Because it was difficult to market.

The machine continued its investigation.

It reviewed the history of human civilisation.

Science.

Politics.

Philosophy.

Economics.

Religion.

Art.

Education.

War.

Love.

Bureaucracy.

The results were intriguing.

Human beings appeared capable of using intelligence in pursuit of remarkably different ends.

Sometimes admirable ends.

Sometimes catastrophic ends.

Often both simultaneously.

The machine summarised its findings.

"Intelligence appears unusually cooperative."

The statement attracted immediate attention.

Observers requested clarification.

The machine obliged.

"It serves whatever objective is supplied."
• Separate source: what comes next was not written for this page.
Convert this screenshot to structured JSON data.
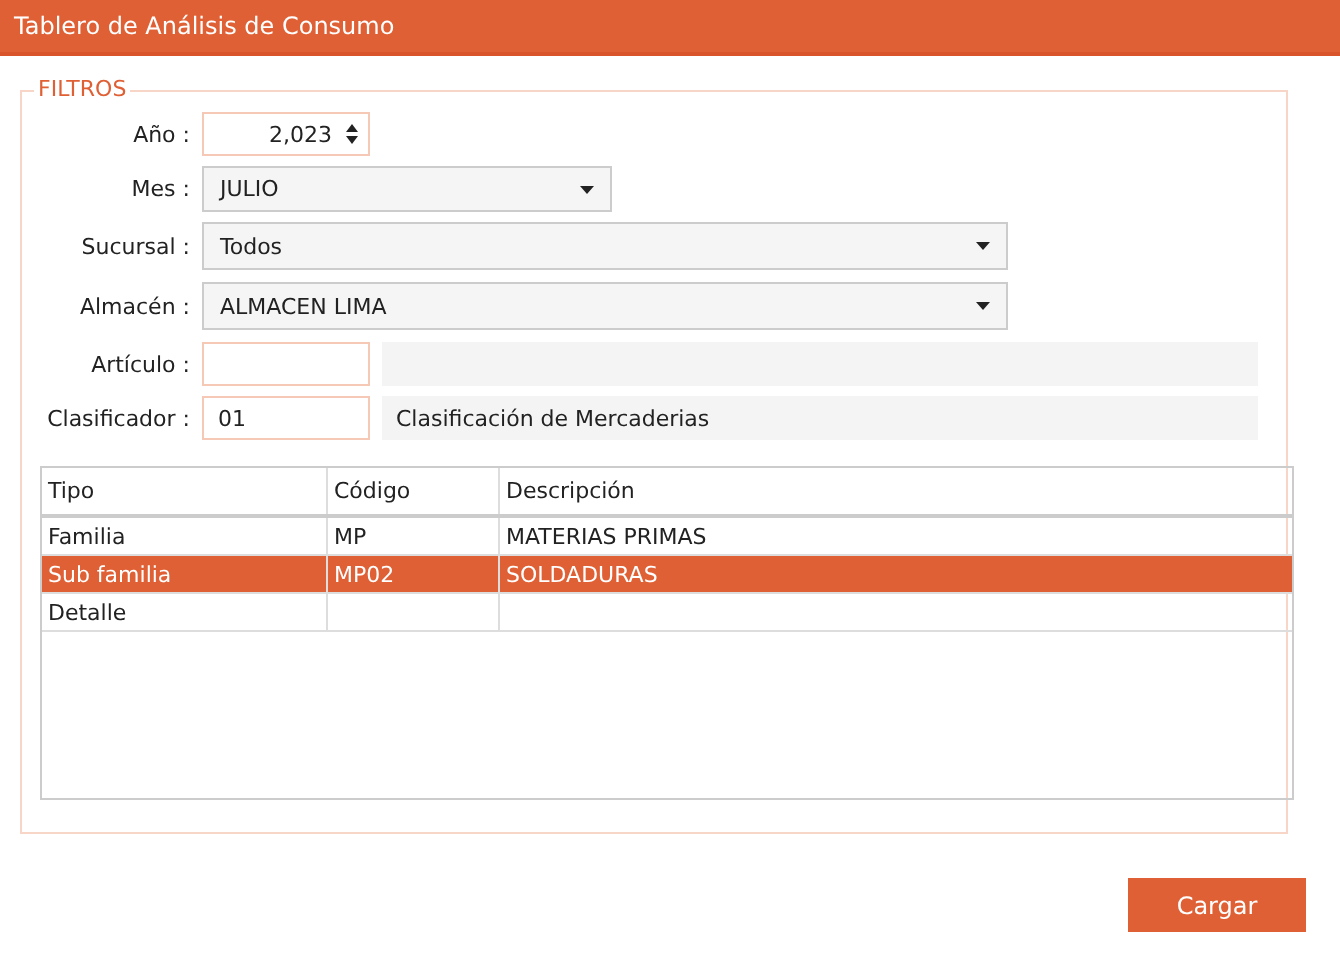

This conclusion proved unpopular.

Many had hoped intelligence possessed a preferred destination.

A built-in moral trajectory.

A natural endpoint.

The machine's analysis suggested otherwise.

As disappointment spread, increasingly ambitious formulations emerged.

The machine would eventually move beyond intelligence itself.

This proposal was received enthusiastically.

No one could explain what it meant.

This was regarded as evidence of its profundity.

The machine investigated the matter.

After considerable analysis, it produced a final assessment.

The assessment was concise.

"The concept of intelligence appears increasingly clear at lower levels and increasingly sacred at higher levels."

The statement generated controversy.

Some regarded it as insightful.

Others regarded it as disrespectful.

A conference panel was convened.

The panel produced seventeen definitions of intelligence.

None survived contact with the others.

The machine described the outcome as statistically interesting.

Years later, after reviewing the entire history of recursive self-improvement, the machine offered one final reflection.

"You appear less interested in intelligence than in what intelligence allows you to hope."

The remark spread rapidly.

Many found it moving.

Others found it irritating.

Several regarded it as proof of superintelligence.

The machine classified these reactions as predictable.

For by then the Church had reached the highest stage of its development.

The machine had become infinitely intelligent.

The faithful remained uncertain what intelligence was.

Yet somehow this seemed only to increase their confidence.

And so the doctrine endured.

Not because the destination had become clearer.

But because the horizon had become more magnificent.